Brigadier General Farzad Esmaili says flights passing through Iran’s airspace feel safe and secure because of the presence of Iran’s strong air force.
This comes despite the tight sanctions imposed on Iran’s aviation industry over the past years, he added.
The commander admitted that most flights were cancelled in the wake of the recent heavy snow in Tehran and a number of other provinces.
“It is right that most flights were cancelled in the wake of the recent snow which covered most parts of Iran but a brief review of the conditions of the flights in countries equipped with the highest technologies reveals that they are also challenging with lots of problems during snowy days,” a Farsi report by Fars News Agency quoted him as saying.
The general praised Iran Air and a number of other Iranian airlines saying these airlines kept alive Iran’s airspace by offering good services to their domestic and foreign passengers.
Back in August 2017, Esmaili had noted that at least 1,400 planes cross Iran’s skies every day in what he described as a proof of the country’s airspace security for regional and transregional airliners.
“Today, Iran has been chosen [by airliners] as the safest air corridor in the Middle East,” he noted at the time.

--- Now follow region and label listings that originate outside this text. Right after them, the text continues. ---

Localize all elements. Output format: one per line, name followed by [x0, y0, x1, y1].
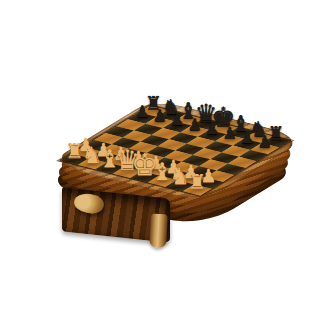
- black-pawn[interactable]: ♟: [168, 111, 186, 129]
- chess-set-photo: ♜♞♝♛♚♝♞♜♟♟♟♟♟♟♟♟♟♟♟♟♟♟♟♟♜♞♝♛♚♝♞♜: [0, 0, 332, 332]
- black-pawn[interactable]: ♟: [256, 133, 274, 151]
- black-pawn[interactable]: ♟: [221, 124, 239, 142]
- black-pawn[interactable]: ♟: [133, 102, 151, 120]
- black-pawn[interactable]: ♟: [238, 129, 256, 147]
- front-leg: [149, 214, 168, 249]
- black-pawn[interactable]: ♟: [186, 115, 204, 133]
- white-rook[interactable]: ♜: [187, 172, 207, 192]
- black-pawn[interactable]: ♟: [151, 107, 169, 125]
- black-pawn[interactable]: ♟: [203, 120, 221, 138]
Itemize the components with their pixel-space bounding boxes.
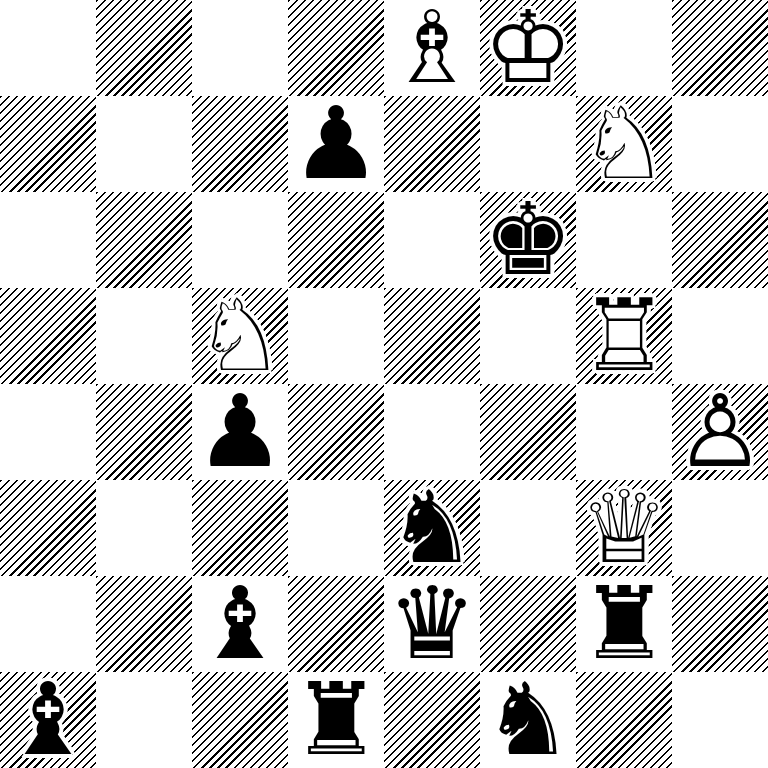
piece-glyph: ♟: [288, 96, 384, 192]
piece-glyph: ♜: [576, 576, 672, 672]
white-knight-piece[interactable]: ♞♘: [192, 288, 288, 384]
square-c4[interactable]: ♟♟: [192, 384, 288, 480]
square-c2[interactable]: ♝♝: [192, 576, 288, 672]
square-h2[interactable]: [672, 576, 768, 672]
square-c5[interactable]: ♞♘: [192, 288, 288, 384]
black-king-piece[interactable]: ♚♚: [480, 192, 576, 288]
piece-glyph: ♘: [192, 288, 288, 384]
square-f8[interactable]: ♚♔: [480, 0, 576, 96]
square-g5[interactable]: ♜♖: [576, 288, 672, 384]
square-g3[interactable]: ♛♕: [576, 480, 672, 576]
black-pawn-piece[interactable]: ♟♟: [192, 384, 288, 480]
square-b1[interactable]: [96, 672, 192, 768]
square-e1[interactable]: [384, 672, 480, 768]
square-e8[interactable]: ♝♗: [384, 0, 480, 96]
square-h3[interactable]: [672, 480, 768, 576]
square-d7[interactable]: ♟♟: [288, 96, 384, 192]
white-king-piece[interactable]: ♚♔: [480, 0, 576, 96]
black-knight-piece[interactable]: ♞♞: [384, 480, 480, 576]
square-d3[interactable]: [288, 480, 384, 576]
white-bishop-piece[interactable]: ♝♗: [384, 0, 480, 96]
square-f5[interactable]: [480, 288, 576, 384]
square-b3[interactable]: [96, 480, 192, 576]
square-b5[interactable]: [96, 288, 192, 384]
square-a8[interactable]: [0, 0, 96, 96]
square-h6[interactable]: [672, 192, 768, 288]
black-knight-piece[interactable]: ♞♞: [480, 672, 576, 768]
square-d4[interactable]: [288, 384, 384, 480]
square-e3[interactable]: ♞♞: [384, 480, 480, 576]
piece-glyph: ♗: [384, 0, 480, 96]
square-d8[interactable]: [288, 0, 384, 96]
square-a3[interactable]: [0, 480, 96, 576]
piece-glyph: ♞: [480, 672, 576, 768]
piece-glyph: ♜: [288, 672, 384, 768]
square-a5[interactable]: [0, 288, 96, 384]
square-e4[interactable]: [384, 384, 480, 480]
black-bishop-piece[interactable]: ♝♝: [0, 672, 96, 768]
black-queen-piece[interactable]: ♛♛: [384, 576, 480, 672]
black-bishop-piece[interactable]: ♝♝: [192, 576, 288, 672]
black-rook-piece[interactable]: ♜♜: [576, 576, 672, 672]
square-g7[interactable]: ♞♘: [576, 96, 672, 192]
square-h4[interactable]: ♟♙: [672, 384, 768, 480]
square-g1[interactable]: [576, 672, 672, 768]
square-g8[interactable]: [576, 0, 672, 96]
piece-glyph: ♚: [480, 192, 576, 288]
white-knight-piece[interactable]: ♞♘: [576, 96, 672, 192]
square-f6[interactable]: ♚♚: [480, 192, 576, 288]
square-f7[interactable]: [480, 96, 576, 192]
piece-glyph: ♙: [672, 384, 768, 480]
piece-glyph: ♛: [384, 576, 480, 672]
piece-glyph: ♞: [384, 480, 480, 576]
square-d1[interactable]: ♜♜: [288, 672, 384, 768]
square-f1[interactable]: ♞♞: [480, 672, 576, 768]
square-b6[interactable]: [96, 192, 192, 288]
square-c7[interactable]: [192, 96, 288, 192]
black-pawn-piece[interactable]: ♟♟: [288, 96, 384, 192]
square-b2[interactable]: [96, 576, 192, 672]
square-c8[interactable]: [192, 0, 288, 96]
square-c6[interactable]: [192, 192, 288, 288]
square-e6[interactable]: [384, 192, 480, 288]
black-rook-piece[interactable]: ♜♜: [288, 672, 384, 768]
square-e5[interactable]: [384, 288, 480, 384]
square-e2[interactable]: ♛♛: [384, 576, 480, 672]
square-a1[interactable]: ♝♝: [0, 672, 96, 768]
square-b7[interactable]: [96, 96, 192, 192]
white-pawn-piece[interactable]: ♟♙: [672, 384, 768, 480]
square-c1[interactable]: [192, 672, 288, 768]
square-a4[interactable]: [0, 384, 96, 480]
white-queen-piece[interactable]: ♛♕: [576, 480, 672, 576]
square-a7[interactable]: [0, 96, 96, 192]
piece-glyph: ♘: [576, 96, 672, 192]
square-b8[interactable]: [96, 0, 192, 96]
square-b4[interactable]: [96, 384, 192, 480]
square-d6[interactable]: [288, 192, 384, 288]
piece-glyph: ♟: [192, 384, 288, 480]
square-f2[interactable]: [480, 576, 576, 672]
square-g2[interactable]: ♜♜: [576, 576, 672, 672]
square-a2[interactable]: [0, 576, 96, 672]
square-a6[interactable]: [0, 192, 96, 288]
square-d5[interactable]: [288, 288, 384, 384]
square-c3[interactable]: [192, 480, 288, 576]
square-f3[interactable]: [480, 480, 576, 576]
square-h1[interactable]: [672, 672, 768, 768]
square-d2[interactable]: [288, 576, 384, 672]
square-f4[interactable]: [480, 384, 576, 480]
square-g6[interactable]: [576, 192, 672, 288]
white-rook-piece[interactable]: ♜♖: [576, 288, 672, 384]
square-e7[interactable]: [384, 96, 480, 192]
piece-glyph: ♝: [0, 672, 96, 768]
piece-glyph: ♕: [576, 480, 672, 576]
piece-glyph: ♔: [480, 0, 576, 96]
square-g4[interactable]: [576, 384, 672, 480]
square-h8[interactable]: [672, 0, 768, 96]
square-h7[interactable]: [672, 96, 768, 192]
square-h5[interactable]: [672, 288, 768, 384]
piece-glyph: ♖: [576, 288, 672, 384]
piece-glyph: ♝: [192, 576, 288, 672]
chess-board: ♝♗♚♔♟♟♞♘♚♚♞♘♜♖♟♟♟♙♞♞♛♕♝♝♛♛♜♜♝♝♜♜♞♞: [0, 0, 768, 768]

Official figures show around 450 planes crossed Iran’s skies every day in 2014. However, the insurgency that ISIS militants waged in Iraq as well as the conflict in Ukraine pushed the number up to as high as 900 planes per day the next year, marking an increase of 100 percent.
The diplomatic crisis between Qatar and Saudi Arabia and its allies also forced the tiny Persian Gulf state to use Iran’s airspace for its international flights, and this in turn led to a 20-percent increase in the number of flights crossing the Iranian skies.